Originally posted December 20, 2006.
I have decided that I don’t like the song “Rudolph the Red-nosed Reindeer” anymore. At least not the song. I feel sorry for the poor chap, Rudolph. Let’s break down this statement a little, starting with the song lyrics themselves.
Rudolph, the red-nosed reindeer
had a very shiny nose.
And if you ever saw him,
you would even say it glows.
All of the other reindeer
used to laugh and call him names.
They never let poor Rudolph
join in any reindeer games.
Then one foggy Christmas Eve
Santa came to say:
“Rudolph with your nose so bright,
won’t you guide my sleigh tonight?”
Then all the reindeer loved him
as they shouted out with glee,
Rudolph the red-nosed reindeer,
you’ll go down in history!
Here is where the song breaks down for me.
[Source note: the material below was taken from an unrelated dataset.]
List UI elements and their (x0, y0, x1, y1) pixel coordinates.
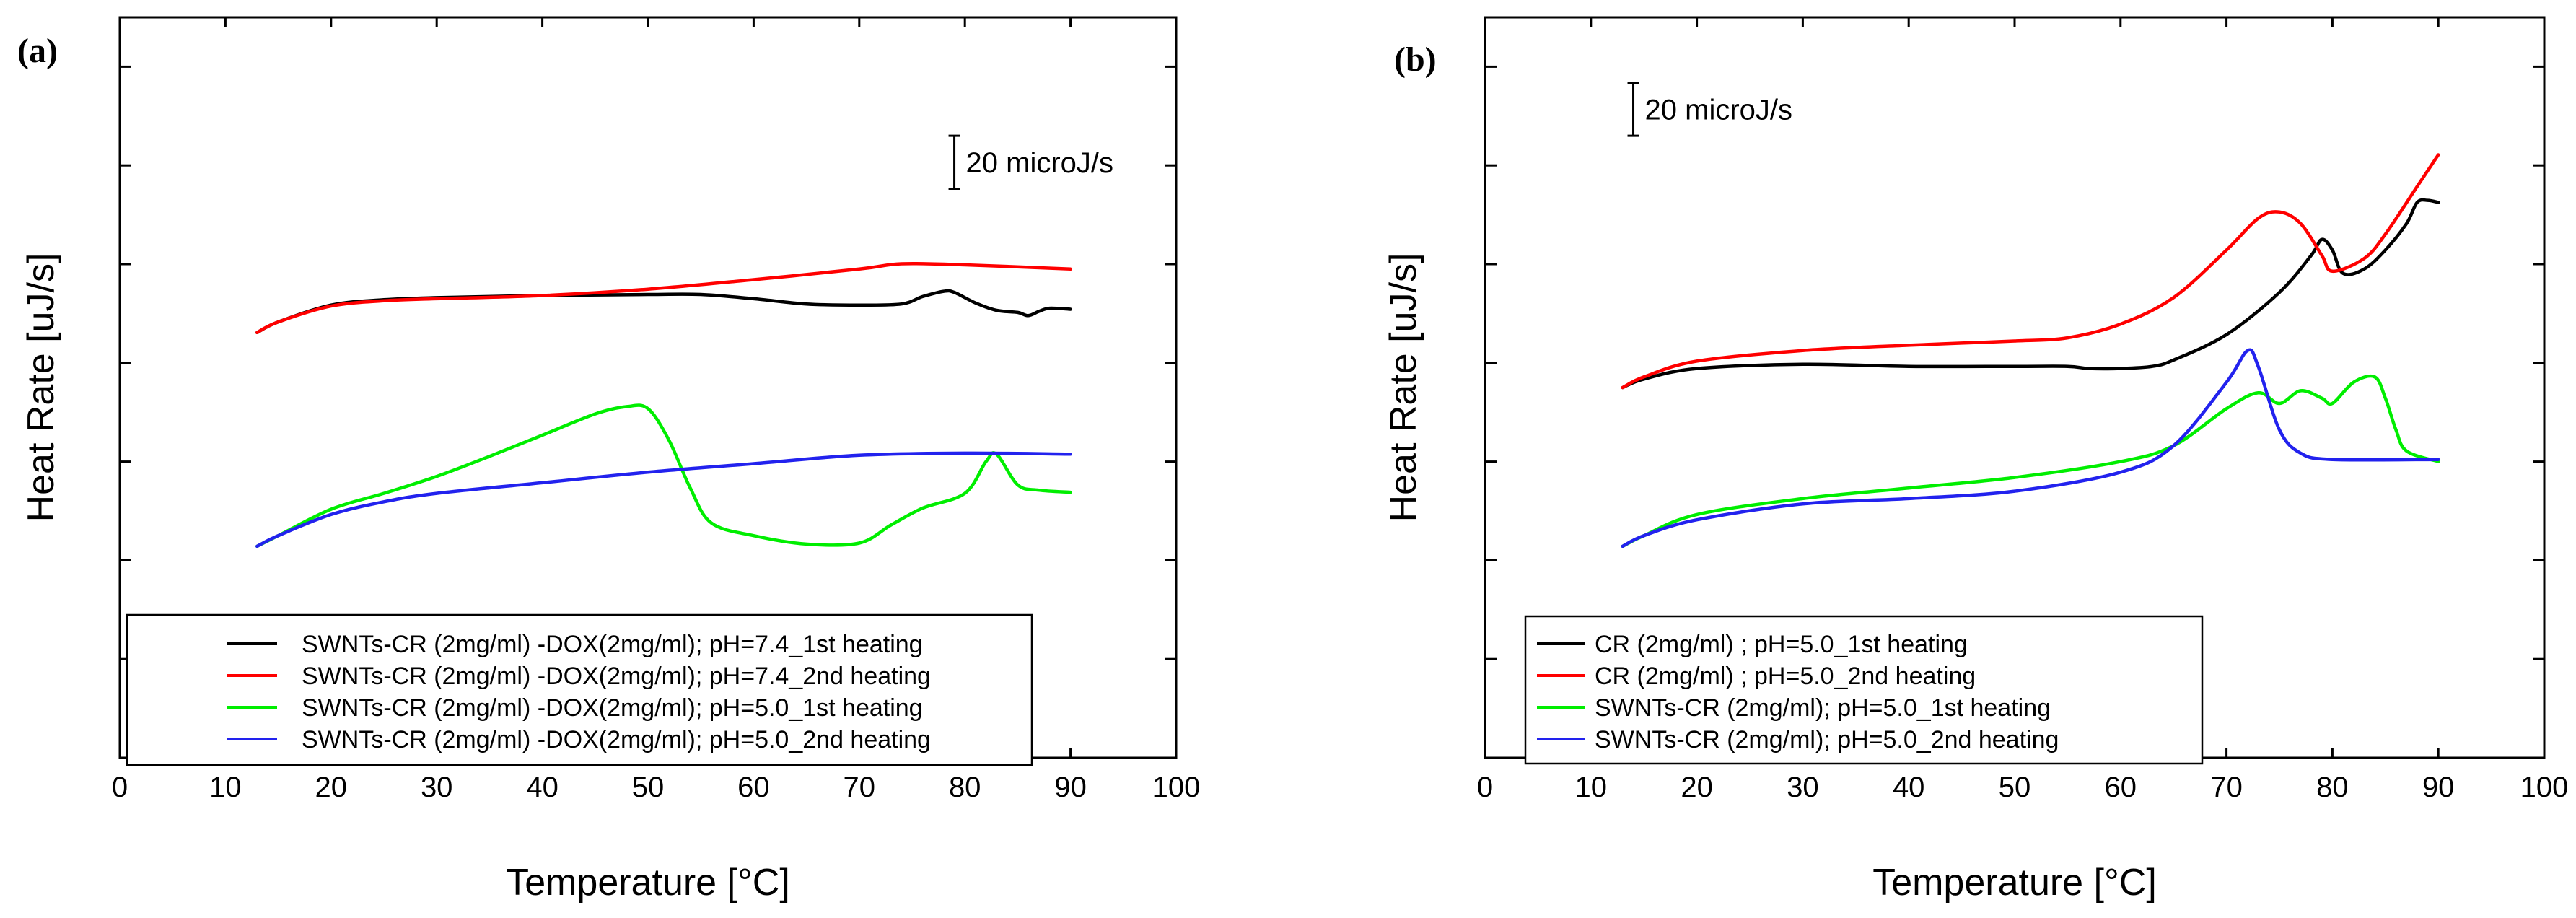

The first verse points out how little Rudolph was different. He had a shiny red nose. Not normal fare for a young reindeer. He should have a black nose. Moving on to the second verse. It talks about how the other reindeer “laughed and called him names”. Sounds like bullying to me. Rudolph was different, and the other kids made fun of him. They picked on his one flaw that he was probably most self-conscious of and ridiculed him. Again, bullying. Wouldn’t you agree?
Now here is where it gets more interesting. Look at verse three again. There is a mixture of bad weather and a lack of fog lights. Today, this wouldn’t be a problem. But back when this song was written, fog lights hadn’t been invented. I digress. Anywho, Santa needed some extra light out front so he could see where he was heading in order to make it to all the houses. And who did Santa pick? None other than our poor little mistreated reindeer, Rudolph.
Verse four. Well, at this point Santa has turned Rudolph into the hero of this little story. He has been chosen to guide the most famous sleigh in history. And remember those jerks, I mean other reindeer, from the beginning of the song? Wouldn’t you know it, now that Rudolph is famous, all the other reindeer want to be his friend. They want to be able to tell their children in a few years that “I knew Rudolph before he was famous.” HA! Those reindeer “knew” Rudolph, but they were his enemies. They picked on him relentlessly and probably made him go home crying more than once. I bet Rudolph’s mom read him the story about the Ugly Duckling and Rudolph probably doubted that it was ever possible for him to be “a beautiful swan”.
Why is is that every year, we sing over and over about how it is acceptable to pick on someone who is different, and then, once they turn out to be someone better than us, or they become famous, we want to be their friends and expect them to forgive us for everything we did and said to them? Honestly, with all the concern over bullying and pointing out when people are different, why is this song allowed to be part of our culture? Isn’t it only instilling these exact problems? This song is about bullying, name calling, and false friendship for our own betterment. I vote that it should be outlawed during all future Christmas seasons.